/torchmdn

A simple module for Mixture Density Networks in Pytorch

Primary LanguageJupyter NotebookMIT LicenseMIT

torchmdn

A simple module for Mixture Density Networks in Pytorch.

Open In Colab

Example

Install with pip install git+https://github.com/tnwei/torchmdn

from torchmdn import MDN, mdn_likelihood_loss, sample_mdn
import torch
import numpy as np
from sklearn.model_selection import train_test_split

# Generate sample data
def sample_fun(x):
    return 7 * np.sin(0.75*x) + 0.5*x +\
    np.random.normal(loc=0, scale=1, size=np.squeeze(x).shape)

ys = np.linspace(-10, 10, num=2000)
xs = np.apply_along_axis(sample_fun, axis=0, arr=ys)
xs = xs.reshape(-1, 1)
ys = ys.reshape(-1, 1)

# X_train.shape, y_train.shape = (1600, 1)
# X_test.shape, y_test.shape = (400, 1)
X_train, X_test, y_train, y_test = train_test_split(xs, ys, test_size=0.2)

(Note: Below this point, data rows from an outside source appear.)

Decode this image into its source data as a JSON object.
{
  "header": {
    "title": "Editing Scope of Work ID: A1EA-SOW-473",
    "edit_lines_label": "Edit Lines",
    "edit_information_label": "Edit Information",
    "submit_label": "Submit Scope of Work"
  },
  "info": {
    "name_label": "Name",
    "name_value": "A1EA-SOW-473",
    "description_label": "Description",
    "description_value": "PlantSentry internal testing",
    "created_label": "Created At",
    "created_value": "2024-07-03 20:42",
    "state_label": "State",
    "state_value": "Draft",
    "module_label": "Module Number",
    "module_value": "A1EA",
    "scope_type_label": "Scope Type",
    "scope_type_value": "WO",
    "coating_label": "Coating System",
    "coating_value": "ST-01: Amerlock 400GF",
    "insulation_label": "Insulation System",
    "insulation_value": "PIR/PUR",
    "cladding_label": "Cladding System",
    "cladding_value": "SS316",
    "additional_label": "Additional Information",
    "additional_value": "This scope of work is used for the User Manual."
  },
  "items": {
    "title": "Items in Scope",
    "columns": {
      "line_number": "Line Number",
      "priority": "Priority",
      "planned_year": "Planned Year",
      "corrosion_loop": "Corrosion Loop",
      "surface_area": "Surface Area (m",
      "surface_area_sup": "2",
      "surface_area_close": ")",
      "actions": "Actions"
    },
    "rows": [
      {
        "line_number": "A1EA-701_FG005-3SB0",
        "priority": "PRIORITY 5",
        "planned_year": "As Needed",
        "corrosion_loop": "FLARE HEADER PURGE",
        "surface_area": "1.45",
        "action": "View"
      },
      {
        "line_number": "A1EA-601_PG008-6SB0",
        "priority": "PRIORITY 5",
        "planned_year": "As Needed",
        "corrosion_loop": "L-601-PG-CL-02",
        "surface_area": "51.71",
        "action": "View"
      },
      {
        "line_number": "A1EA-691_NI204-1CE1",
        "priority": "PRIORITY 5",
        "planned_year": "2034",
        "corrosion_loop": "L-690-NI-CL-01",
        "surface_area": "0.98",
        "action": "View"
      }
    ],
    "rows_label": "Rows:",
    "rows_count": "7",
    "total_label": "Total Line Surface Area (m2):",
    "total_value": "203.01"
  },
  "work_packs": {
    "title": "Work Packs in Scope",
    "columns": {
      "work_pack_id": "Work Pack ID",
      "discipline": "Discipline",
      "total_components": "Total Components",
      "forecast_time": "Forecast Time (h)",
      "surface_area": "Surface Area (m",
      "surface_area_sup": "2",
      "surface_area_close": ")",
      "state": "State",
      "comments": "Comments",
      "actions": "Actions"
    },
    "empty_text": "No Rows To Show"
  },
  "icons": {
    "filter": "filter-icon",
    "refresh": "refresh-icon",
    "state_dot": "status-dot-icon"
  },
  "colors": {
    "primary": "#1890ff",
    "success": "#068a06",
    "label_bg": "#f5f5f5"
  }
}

# Convert to torch tensors
X_train_ten = torch.FloatTensor(X_train)
X_test_ten = torch.FloatTensor(X_test)
y_train_ten = torch.FloatTensor(y_train)
y_test_ten = torch.FloatTensor(y_test)

# Create simple NN: 1 Dense layer -> MDN with 5 mixtures
class Net(torch.nn.Module):
    def __init__(self, n_mixtures):
        super().__init__()
        self.w = torch.nn.Linear(in_features=1, out_features=20, bias=True)
        self.mdn = MDN(in_features=20, n_mixtures=n_mixtures)
        
    def forward(self, x):
        out = self.w(x)
        out = torch.tanh(out)
        out = self.mdn(out)
        return out
   
n_mixtures = 5
net = Net(n_mixtures=5)
opt = torch.optim.Adam(net.parameters())

# Train simple NN
for i in range(10000):
    opt.zero_grad()
    pi, mu, sigma = net(X_train_ten)
    # pi, mu, sigma have shape (n_samples, n_mixtures): (1600, 5)
    loss = mdn_likelihood_loss(y_train_ten, pi, mu, sigma)
    loss.backward()
    opt.step()
    
    if i % 500 == 0:
        print(loss.item())

# Sample 10 points from the learned distributions
pi, mu, sigma = net(X_test_ten)
pi, mu, sigma = pi.detach().numpy(), mu.detach().numpy(), sigma.detach().numpy()
y_pred = sample_mdn(pi, mu, sigma, 10) # y_pred.shape = (400, 10)

Bias init

Specify priors for each Gaussian mixture during init:

n_mixtures = 5

# Initialize bias using any list / array / torch tensor with shape (n_mixtures, )
# Defaults to None
bias_init = [-7.5, -5, 1, 4, 8] 
mdn = MDN(in_features=1, n_mixtures=n_mixtures, bias_init=bias_init)